Luke Allen's Back But Is He In The Picture?

    Usually when a player gets sent down toward the end of spring training,  a domino effect occurs. For instance, when the Dodgers decided surprisingly to keep Matt Kemp for the outfield, that meant Larry Bigbie was the odd man out. Further when he, in just as surprising a move, decided to stick around the system for at least awhile, he reported to Vegas. And that bumped Luke Allen down a notch.

    Yes, that Luke Allen, the one that at one time was one of the more promising fielders  L.A. had - a kid who could handle a bat quite well and who was blessed with a strong arm afield. Now, though, he's back as one of several well-traveled vets signed to bolster certain positions. What's more, he didn't even get the usual invitation as a non-roster participant for the big club.

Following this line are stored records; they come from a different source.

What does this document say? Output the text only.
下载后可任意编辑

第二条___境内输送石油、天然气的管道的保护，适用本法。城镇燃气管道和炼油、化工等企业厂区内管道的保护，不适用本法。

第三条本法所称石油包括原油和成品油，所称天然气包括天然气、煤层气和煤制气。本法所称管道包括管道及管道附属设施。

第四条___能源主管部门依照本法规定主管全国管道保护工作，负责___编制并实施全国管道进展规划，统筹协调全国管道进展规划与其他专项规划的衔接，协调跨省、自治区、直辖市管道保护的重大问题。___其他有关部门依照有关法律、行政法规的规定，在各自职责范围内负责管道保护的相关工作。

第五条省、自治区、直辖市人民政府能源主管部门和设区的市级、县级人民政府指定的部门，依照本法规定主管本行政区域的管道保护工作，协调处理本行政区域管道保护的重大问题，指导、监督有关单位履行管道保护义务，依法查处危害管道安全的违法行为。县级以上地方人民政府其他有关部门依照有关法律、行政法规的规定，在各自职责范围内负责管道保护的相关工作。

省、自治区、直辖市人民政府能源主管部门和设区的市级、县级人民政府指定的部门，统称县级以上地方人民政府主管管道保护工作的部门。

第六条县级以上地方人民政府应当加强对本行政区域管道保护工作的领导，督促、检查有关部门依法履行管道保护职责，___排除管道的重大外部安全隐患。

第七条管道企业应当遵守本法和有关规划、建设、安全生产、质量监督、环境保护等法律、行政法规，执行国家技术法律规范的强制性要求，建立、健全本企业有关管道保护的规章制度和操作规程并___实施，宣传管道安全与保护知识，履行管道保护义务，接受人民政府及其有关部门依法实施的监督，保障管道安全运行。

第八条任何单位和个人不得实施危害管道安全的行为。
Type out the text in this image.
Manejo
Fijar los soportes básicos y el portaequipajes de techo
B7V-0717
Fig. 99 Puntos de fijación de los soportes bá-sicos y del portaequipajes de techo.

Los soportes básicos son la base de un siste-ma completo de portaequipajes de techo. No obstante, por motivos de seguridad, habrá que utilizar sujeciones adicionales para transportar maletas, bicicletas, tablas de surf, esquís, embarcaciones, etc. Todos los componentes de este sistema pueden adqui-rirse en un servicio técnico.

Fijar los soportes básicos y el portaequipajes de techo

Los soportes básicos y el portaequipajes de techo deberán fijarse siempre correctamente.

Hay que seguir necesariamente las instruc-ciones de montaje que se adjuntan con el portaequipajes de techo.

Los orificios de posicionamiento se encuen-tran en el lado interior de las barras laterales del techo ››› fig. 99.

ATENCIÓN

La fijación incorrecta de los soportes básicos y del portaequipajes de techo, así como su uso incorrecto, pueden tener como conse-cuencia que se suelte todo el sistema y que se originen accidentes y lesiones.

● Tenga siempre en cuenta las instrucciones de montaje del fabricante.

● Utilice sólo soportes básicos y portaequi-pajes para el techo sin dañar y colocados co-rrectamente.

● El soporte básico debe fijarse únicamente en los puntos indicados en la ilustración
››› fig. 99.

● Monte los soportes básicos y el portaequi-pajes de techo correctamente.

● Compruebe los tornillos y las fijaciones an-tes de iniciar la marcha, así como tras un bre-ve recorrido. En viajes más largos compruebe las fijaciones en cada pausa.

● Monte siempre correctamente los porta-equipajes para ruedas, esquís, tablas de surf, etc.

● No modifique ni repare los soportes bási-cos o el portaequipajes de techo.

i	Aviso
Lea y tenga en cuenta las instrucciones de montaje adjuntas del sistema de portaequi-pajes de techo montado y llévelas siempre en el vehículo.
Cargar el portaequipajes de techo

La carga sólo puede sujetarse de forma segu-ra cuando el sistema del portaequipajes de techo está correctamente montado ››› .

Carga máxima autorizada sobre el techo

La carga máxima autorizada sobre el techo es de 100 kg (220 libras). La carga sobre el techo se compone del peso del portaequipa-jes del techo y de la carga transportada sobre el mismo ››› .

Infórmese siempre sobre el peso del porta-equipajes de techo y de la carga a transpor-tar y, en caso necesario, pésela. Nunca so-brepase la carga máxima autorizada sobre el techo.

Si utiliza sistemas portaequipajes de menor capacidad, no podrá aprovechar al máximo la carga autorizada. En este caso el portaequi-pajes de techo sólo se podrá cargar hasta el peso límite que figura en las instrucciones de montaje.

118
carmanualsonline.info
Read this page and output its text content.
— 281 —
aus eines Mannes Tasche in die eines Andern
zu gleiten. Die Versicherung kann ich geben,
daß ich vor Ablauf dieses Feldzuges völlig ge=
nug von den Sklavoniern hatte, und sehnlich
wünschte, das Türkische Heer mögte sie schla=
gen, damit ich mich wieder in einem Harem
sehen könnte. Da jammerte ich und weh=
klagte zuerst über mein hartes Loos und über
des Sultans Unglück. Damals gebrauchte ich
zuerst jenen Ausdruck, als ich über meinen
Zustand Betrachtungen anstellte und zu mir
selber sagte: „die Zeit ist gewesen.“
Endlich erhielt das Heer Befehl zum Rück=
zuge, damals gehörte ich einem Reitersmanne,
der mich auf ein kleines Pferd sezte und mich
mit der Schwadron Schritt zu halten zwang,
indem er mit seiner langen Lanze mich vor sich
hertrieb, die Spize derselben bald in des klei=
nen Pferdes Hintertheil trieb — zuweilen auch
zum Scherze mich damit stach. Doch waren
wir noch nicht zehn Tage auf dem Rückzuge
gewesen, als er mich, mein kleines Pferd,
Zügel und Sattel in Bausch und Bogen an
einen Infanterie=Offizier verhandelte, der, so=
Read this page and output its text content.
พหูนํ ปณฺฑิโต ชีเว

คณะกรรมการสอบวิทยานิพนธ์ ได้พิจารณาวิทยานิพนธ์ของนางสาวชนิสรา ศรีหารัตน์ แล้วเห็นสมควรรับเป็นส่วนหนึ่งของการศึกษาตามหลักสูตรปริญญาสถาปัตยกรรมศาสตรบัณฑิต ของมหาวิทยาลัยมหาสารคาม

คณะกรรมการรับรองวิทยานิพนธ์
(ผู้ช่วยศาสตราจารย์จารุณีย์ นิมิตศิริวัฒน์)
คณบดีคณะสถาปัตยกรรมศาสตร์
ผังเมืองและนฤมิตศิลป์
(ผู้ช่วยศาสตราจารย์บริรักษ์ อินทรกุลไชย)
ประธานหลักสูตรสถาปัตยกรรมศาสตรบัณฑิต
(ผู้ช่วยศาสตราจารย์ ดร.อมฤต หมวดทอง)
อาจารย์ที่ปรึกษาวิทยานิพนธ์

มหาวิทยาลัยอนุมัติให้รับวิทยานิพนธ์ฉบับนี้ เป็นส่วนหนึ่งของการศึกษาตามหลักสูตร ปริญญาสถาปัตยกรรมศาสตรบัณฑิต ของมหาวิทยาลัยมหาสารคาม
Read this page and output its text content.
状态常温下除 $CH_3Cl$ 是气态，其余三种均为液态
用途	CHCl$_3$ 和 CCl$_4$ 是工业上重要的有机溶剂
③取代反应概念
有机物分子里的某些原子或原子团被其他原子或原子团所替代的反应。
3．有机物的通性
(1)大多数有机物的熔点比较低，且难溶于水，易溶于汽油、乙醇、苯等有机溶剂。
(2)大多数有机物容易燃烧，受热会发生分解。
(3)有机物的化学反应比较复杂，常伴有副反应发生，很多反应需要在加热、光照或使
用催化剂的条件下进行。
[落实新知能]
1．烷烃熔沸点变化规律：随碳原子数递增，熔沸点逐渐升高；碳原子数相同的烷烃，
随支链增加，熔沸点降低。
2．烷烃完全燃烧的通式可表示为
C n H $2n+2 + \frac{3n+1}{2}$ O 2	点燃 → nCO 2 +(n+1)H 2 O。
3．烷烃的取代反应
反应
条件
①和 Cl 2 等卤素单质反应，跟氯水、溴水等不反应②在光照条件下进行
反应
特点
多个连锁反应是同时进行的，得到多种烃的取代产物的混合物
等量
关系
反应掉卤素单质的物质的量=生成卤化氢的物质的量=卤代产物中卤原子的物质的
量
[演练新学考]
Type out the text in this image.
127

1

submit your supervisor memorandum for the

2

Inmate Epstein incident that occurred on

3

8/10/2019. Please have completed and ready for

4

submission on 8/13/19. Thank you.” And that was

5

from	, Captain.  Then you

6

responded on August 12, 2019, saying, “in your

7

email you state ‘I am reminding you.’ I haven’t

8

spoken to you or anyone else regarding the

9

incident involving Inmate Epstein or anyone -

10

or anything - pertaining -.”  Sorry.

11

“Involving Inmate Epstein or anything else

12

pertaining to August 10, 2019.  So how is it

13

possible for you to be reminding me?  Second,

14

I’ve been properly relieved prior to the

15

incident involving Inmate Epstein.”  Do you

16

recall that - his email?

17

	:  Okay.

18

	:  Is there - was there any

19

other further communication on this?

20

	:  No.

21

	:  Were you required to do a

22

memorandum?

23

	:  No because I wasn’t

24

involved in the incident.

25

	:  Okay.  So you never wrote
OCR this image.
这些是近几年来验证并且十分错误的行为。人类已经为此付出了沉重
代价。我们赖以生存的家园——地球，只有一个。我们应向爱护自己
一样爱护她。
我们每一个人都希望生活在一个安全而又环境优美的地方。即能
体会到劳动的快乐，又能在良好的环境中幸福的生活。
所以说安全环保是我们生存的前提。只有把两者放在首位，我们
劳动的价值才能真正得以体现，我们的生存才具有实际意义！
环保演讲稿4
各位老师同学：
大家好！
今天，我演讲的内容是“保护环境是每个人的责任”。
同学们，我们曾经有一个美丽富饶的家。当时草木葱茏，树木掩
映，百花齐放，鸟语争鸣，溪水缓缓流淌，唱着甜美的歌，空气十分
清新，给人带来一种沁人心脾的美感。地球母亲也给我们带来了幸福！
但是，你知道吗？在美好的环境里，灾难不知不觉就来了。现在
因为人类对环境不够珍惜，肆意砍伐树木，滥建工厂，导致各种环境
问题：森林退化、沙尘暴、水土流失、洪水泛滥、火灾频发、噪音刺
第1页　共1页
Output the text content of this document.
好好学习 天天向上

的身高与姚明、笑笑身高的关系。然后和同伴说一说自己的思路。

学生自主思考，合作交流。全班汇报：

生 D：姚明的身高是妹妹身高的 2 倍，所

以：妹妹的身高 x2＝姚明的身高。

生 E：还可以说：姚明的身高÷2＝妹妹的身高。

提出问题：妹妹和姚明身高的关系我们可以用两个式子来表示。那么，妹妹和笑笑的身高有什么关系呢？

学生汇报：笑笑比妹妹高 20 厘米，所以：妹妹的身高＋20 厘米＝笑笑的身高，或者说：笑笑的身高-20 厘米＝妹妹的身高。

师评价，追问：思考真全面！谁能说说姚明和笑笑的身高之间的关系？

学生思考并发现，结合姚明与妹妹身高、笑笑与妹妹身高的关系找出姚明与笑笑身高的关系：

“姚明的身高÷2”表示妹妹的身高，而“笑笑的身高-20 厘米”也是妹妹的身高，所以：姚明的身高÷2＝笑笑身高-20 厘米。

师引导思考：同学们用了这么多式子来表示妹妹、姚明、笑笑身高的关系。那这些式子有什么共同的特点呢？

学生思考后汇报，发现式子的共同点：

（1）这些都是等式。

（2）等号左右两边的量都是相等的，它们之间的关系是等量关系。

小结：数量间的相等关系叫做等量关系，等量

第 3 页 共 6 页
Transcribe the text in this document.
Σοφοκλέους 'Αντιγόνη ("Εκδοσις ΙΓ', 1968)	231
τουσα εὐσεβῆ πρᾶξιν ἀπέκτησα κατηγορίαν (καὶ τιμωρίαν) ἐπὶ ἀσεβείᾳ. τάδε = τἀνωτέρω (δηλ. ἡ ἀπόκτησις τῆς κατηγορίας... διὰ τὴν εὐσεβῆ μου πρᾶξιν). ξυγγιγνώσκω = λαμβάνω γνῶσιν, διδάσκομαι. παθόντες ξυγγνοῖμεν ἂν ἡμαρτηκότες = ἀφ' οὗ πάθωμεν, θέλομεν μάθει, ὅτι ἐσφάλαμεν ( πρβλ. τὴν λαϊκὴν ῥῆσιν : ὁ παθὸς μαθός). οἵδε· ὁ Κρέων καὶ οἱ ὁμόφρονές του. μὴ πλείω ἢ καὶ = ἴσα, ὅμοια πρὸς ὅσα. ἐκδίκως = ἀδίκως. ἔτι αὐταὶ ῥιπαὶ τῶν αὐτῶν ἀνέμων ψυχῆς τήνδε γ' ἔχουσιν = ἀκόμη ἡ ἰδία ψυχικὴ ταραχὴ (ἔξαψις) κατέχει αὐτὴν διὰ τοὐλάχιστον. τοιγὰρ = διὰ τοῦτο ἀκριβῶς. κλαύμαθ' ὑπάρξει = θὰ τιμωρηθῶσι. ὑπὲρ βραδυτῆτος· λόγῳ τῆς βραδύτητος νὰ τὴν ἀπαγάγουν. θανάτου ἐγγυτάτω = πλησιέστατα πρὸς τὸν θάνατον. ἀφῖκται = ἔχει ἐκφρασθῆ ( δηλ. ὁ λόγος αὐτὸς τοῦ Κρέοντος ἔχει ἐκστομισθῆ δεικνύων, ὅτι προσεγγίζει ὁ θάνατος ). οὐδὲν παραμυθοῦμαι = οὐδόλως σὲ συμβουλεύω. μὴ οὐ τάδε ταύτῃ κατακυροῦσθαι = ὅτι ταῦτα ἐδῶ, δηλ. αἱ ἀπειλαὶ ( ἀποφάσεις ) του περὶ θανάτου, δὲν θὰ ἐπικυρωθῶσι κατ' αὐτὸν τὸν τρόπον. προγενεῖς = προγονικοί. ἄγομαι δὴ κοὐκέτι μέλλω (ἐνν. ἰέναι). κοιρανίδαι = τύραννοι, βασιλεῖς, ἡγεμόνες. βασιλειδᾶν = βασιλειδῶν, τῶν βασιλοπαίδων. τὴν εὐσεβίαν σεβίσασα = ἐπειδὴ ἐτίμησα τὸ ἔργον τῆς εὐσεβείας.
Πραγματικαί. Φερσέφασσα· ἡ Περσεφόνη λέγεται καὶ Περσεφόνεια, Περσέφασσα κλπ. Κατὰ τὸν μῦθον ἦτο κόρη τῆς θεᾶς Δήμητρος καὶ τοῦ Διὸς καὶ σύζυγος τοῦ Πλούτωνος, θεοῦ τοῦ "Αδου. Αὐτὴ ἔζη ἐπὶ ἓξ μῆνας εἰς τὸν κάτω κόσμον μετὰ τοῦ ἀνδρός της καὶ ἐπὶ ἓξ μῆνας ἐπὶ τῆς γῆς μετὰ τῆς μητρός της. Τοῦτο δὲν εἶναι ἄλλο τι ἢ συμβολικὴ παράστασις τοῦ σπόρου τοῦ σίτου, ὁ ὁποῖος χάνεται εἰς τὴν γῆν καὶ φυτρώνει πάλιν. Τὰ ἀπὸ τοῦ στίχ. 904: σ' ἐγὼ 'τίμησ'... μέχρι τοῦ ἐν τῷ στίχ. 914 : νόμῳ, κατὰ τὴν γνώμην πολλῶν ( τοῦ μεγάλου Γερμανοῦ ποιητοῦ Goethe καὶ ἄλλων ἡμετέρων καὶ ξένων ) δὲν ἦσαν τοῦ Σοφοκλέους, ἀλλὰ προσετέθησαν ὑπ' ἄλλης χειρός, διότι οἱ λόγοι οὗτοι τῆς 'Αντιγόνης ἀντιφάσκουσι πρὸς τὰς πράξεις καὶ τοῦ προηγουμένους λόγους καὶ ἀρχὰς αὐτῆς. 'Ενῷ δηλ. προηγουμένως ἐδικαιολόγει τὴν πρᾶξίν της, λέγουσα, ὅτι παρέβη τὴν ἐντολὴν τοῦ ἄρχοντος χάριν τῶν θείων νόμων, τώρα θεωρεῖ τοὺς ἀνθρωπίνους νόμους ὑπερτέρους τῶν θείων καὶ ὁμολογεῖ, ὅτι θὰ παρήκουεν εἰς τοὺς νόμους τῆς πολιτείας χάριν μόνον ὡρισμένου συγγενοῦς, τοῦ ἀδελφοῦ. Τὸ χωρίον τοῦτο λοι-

   He certainly expected to be in AAA, though. After all, he last saw AA in 2001 when he was still on the way up. Then he hit a solid .290 with 16 home runs for the Suns so Jacksonville has pleasant memories for all concerned and they're glad to have him back even if he has to feel like it's more than a little comedown for him.

  Luke made it all the way to the Dodgers in 2002 but for only five games. Then, they decided they'd do better with Jason Romano so traded Allen to Colorado for him  the next year. The Rockies didn't exactly prove to be Luke's chance to crash the bigtime, either. He got into only two games before they sent him back.

   Since then he's traveled around to the Pirates the Angels, the Red Sox and the Padres, all in AAA. Last season he didn't hit much at Pawtucket for the Sox (.241 with four homers) but did well the rest of the season for Portland, the Padres Pacific Coast club (.305 with five homers).

   So it's perfectly understandable that he figured when he signed with the Dodgers at the beginning of this year that Las Vegas was in his immediate plans. After all, he had a big year there in 2002 when he ripped the ball for a .329 mark with 12 homers.

   Then it appeared he was on his way up to stay but here he has down playing AA ball at age 28. Rather old for that classification but hardly decrepit. He's off to a good start, too, hitting at better than a .300 clip while playing a dependable right field. That arm certainly hasn't withered.

  It figures that the Dodger outfield picture isn't clear at this moment , by any means. There's a crowd ahead of him, though, especially with James Loney getting work in right at Vegas.

  Luke's not done, though. He's battled the odds before as a non-drafted free agent who had to make an impression when he first signed. He may be slightly out of focus but not entirely out of the picture, a player with some tools who can contribute at a level higher than AA. That he's already started demonstrating.